55. Gewerksprivilegia.
Allmählig rafft der Bürgerstand
Sich auf aus seinen Träumen;
Des Beutels Wucht und Fülle schwand,
Er darf nicht länger säumen.
Doch sieht er nicht die Ursach nah
In seiner Laster Ketten;
Er sucht durch Privilegia
Vom Jammer sich zu retten.
Der Kleinschmied und der Schlosser schaut
Ergrimmt auf den Kollegen,
Der sich im Dörfchen angebaut
Und fleht um Arbeitssegen.
Der Schneider ist des Kürschners Feind
Und flucht dem Kleiderhandel.
„Hausirer, der am Markt erscheint,
Zerstört Verkehr und Wandel!“ —
„Der Schuster wähnt, daß seine Noth
Die Pfuscher ihm entfachen;
Dorfküster nähmen ihm das Brot,
Da sie Pantoffeln machen. (!)
Der Färber meint, er würde reich,
Wenn nicht nur im Geschäfte,
Wenn er zu allen Diensten gleich
Gebrauch’ des Lehrlings Kräfte.
Der Krämer will kein wendisch Blut
In seiner Gilde leiden,
Und der Hausirer große Fluth
Vom Handel gänzlich scheiden. —
Wohl giebt der Churfürst willig nach
Und stillt ihr brünstig Bitten,
Doch näher kommt von Tag zu Tag
Die Noth mit raschen Schritten.
„Hu!

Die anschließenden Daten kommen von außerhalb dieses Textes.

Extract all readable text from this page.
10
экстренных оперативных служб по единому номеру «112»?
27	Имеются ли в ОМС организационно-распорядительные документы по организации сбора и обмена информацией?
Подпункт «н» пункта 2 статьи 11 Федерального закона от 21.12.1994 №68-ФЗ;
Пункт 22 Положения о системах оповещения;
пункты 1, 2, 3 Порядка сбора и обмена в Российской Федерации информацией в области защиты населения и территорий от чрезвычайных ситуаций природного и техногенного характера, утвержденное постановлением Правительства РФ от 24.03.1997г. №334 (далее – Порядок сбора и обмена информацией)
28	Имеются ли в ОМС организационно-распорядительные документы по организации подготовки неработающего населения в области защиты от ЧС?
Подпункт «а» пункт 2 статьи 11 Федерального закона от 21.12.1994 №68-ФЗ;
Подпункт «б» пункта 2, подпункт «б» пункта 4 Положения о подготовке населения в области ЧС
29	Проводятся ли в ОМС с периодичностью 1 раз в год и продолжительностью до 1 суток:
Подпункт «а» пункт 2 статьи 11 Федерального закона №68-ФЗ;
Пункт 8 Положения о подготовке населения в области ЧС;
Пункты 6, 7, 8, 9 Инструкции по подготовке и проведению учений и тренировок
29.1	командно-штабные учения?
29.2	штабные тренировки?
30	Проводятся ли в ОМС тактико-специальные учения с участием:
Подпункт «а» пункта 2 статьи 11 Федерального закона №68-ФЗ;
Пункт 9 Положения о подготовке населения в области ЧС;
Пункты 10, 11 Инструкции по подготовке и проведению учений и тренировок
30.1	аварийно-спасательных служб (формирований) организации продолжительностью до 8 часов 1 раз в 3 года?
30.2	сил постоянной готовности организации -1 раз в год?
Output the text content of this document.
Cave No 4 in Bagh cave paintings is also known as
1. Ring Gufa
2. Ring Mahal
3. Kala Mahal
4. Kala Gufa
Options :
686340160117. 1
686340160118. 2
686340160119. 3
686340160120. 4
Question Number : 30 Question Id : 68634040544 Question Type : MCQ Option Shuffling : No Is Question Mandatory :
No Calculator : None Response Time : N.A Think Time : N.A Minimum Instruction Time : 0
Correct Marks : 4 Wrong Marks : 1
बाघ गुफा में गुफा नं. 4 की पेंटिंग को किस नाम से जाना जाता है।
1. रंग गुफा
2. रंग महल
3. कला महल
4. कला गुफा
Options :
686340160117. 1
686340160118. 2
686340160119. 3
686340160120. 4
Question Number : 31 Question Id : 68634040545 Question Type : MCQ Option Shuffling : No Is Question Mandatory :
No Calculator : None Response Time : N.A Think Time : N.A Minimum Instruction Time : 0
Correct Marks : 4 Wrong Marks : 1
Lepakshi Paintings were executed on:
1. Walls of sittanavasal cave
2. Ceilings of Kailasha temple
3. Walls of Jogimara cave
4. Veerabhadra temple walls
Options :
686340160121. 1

Kriegesgelder! und dazu
Noch Vieh- und Scheffelsteuer,
Servisgeld, Pathenpfennig! hu,
Wie ist das Leben theuer!
Wie bitterbös ist diese Zeit!
Wer weiß sich noch zu rathen!“ — —
Der Rath verzeichnet Seit’ um Seit’
Im Stadtbuch Retardaten.
(Die erneuten und verstärkten Privilegia sind ausgestellt von 1618—1631. — Man darf übrigens nicht annehmen, daß die Mittel den Bürgern schon jetzt vollständig fehlten, wenn es ihren Klagen nach auch so scheint. Die Leute hüteten sich damals mehr als wir vor der ersten Ausgabe, glaubten auch durch stetes Jammern zu erreichen, daß ihnen nicht zu schwere Lasten aufgepackt wurden.)